Первичная прогрессирующая афазия (ППА) является другой клинической формой ФКА, развитие которой связано с преимущественной атрофией в речевых зонах коры доминантного полушария при интактности других отделов головного мозга [1]. При этой патологии в течение нескольких лет у пациентов наблюдают изолированное расстройство речи. В литературе [2, 8] ППА обычно разделяют на три формы в зависимости от локализации атрофии, обнаруживаемой при нейровизуализации: первичную прогрессирующую моторную афазию (ППМА), семантическую деменцию (СД) и логопеническую афазию (ЛА). ППМА развивается при атрофии островка и задней части левой лобной доли, включая центр Брока. В дебюте речь пациентов отличается аграмматизмами, трудностью в подборе слов и названий предметов, замедлением, короткими фразами. Импрессивная речь не нарушается. При прогрессировании процесса развивается полная апраксия речи [4, 9]. СД проявляется непониманием фраз со сложными конструкциями (брат отца, отец брата), смысла предлогов, суффиксов, окончаний, значений слов и речевых формул с пространственными отношениями. Эта патология развивается при асимметричной атрофии передней части височной доли слева [8]. Для ЛА характерны расстройство понимания своей и чужой речи, отсутствие ее контроля, парафазии (пропуски, замены, повторение звуков или слов). В развитой стадии ЛА характерен «словесный салат» в виде изобилия непонятной речевой продукции. Морфологический паттерн атрофии при этой форме локализован в задней части височной и нижней части теменной доли слева [2]. Через 5—8 лет от начала заболевания дегенеративный процесс при любой форме ППА распространяется на серое и белое вещество других отделов головного мозга, что объясняет присоединение в клинической картине у этих пациентов двигательных нарушений, апраксии и деменции [9]. Диагноз ППА подтверждает асимметричный атрофический процесс в лобно-височной области доминантного полушария при МРТ и там же обнаружение зоны гипоперфузии при однофотонной эмиссионной томографии. Сопоставление клинических проявлений, динамики процесса и результатов обследования у нашей пациентки с данными литературы подтвердило классическое течение ППМА.

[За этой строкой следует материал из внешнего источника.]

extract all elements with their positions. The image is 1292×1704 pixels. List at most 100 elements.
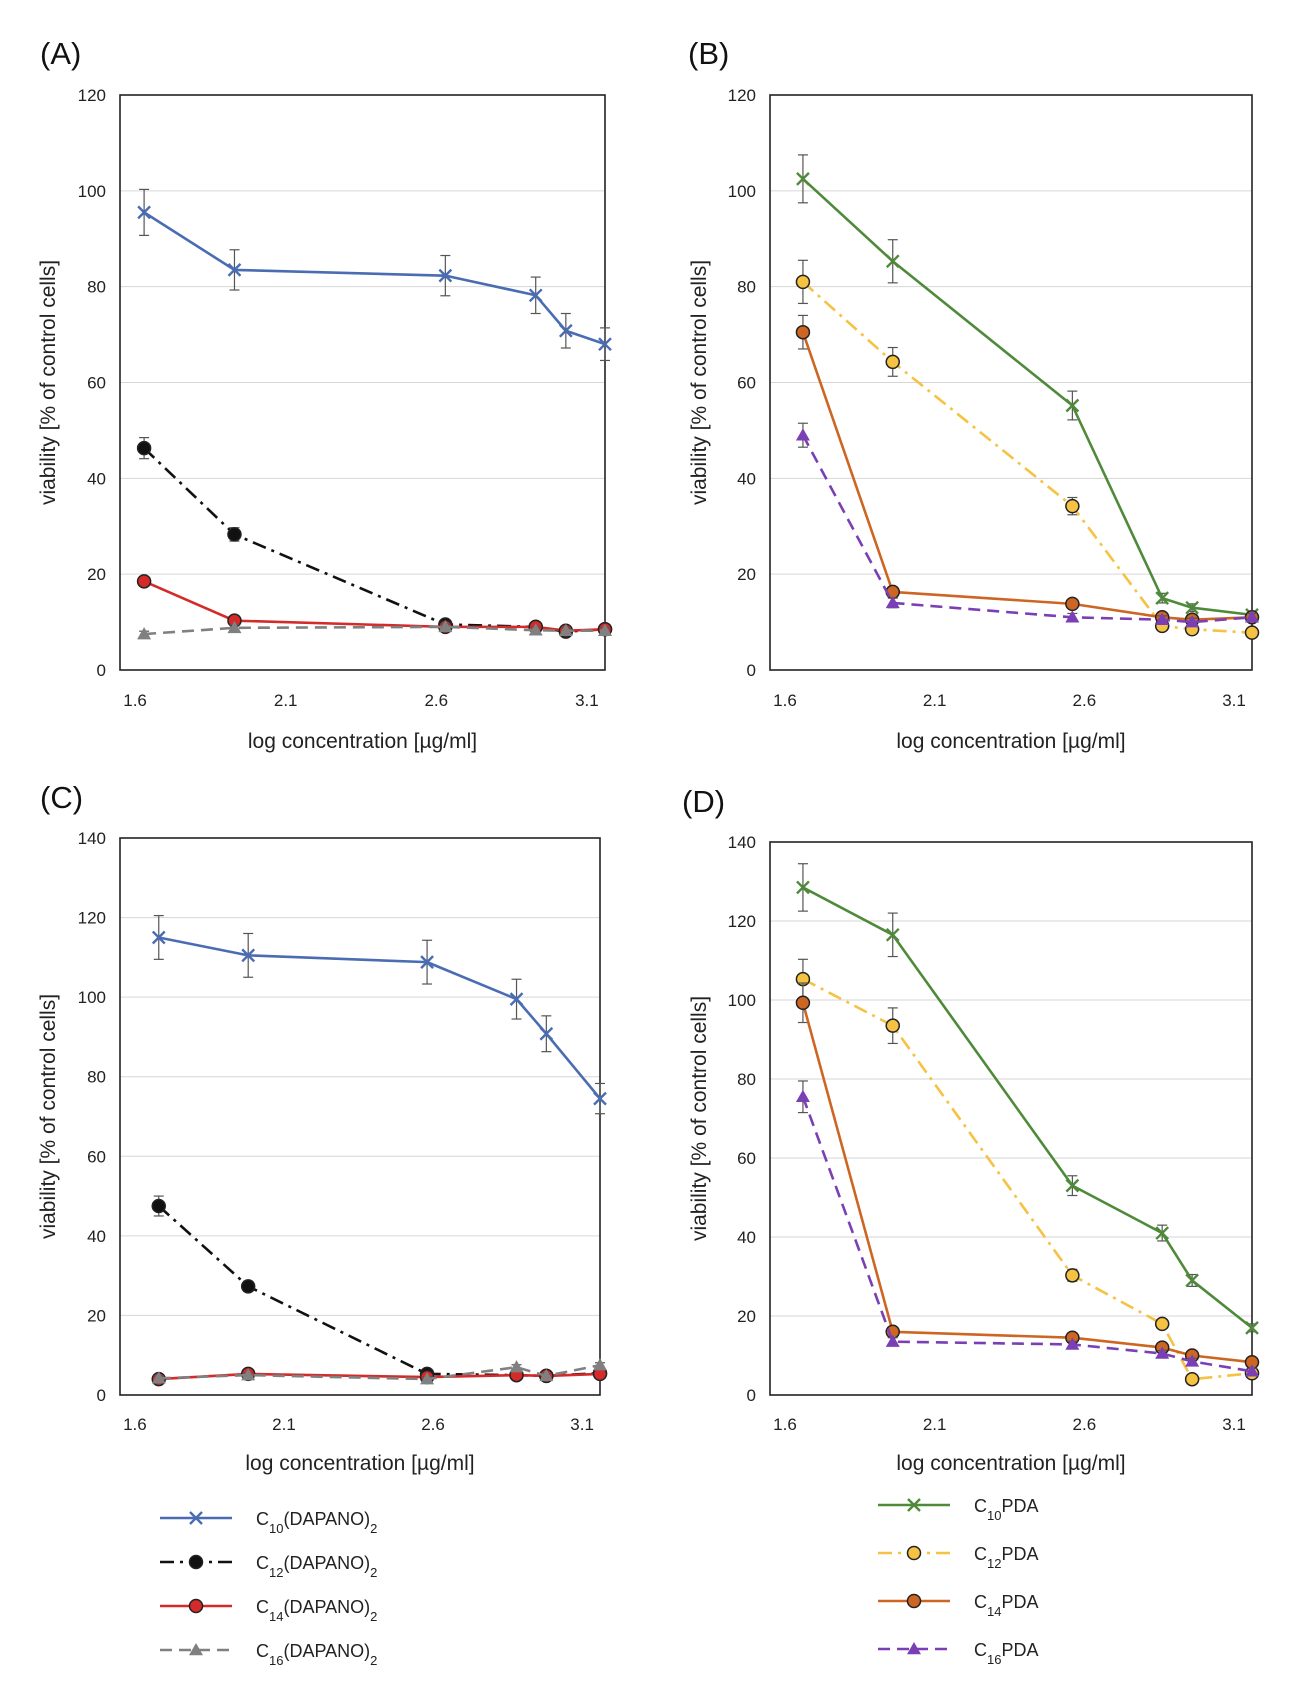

Таким образом, фокальные кортикальные атрофии являются редкими клиническими формами нейродегенеративных заболеваний ЦНС, которые отличаются избирательной локализацией атрофического процесса в отдельных долях головного мозга и обладают существенным клиническим полиморфизмом. Их этиология и патогенез к настоящему времени окончательно не выяснены. По нашему мнению, ФКА — неврологический синдром, который, несмотря на общий патогенез и патоморфологию, существенно отличается от болезни Альцгеймера и кортикобазальной дегенерации. Знание практикующими врачами особенностей их клинической картины позволяет избежать неоправданных обследований и оперативных вмешательств, своевременно назначать дифференцированную терапию и правильно решать экспертные вопросы.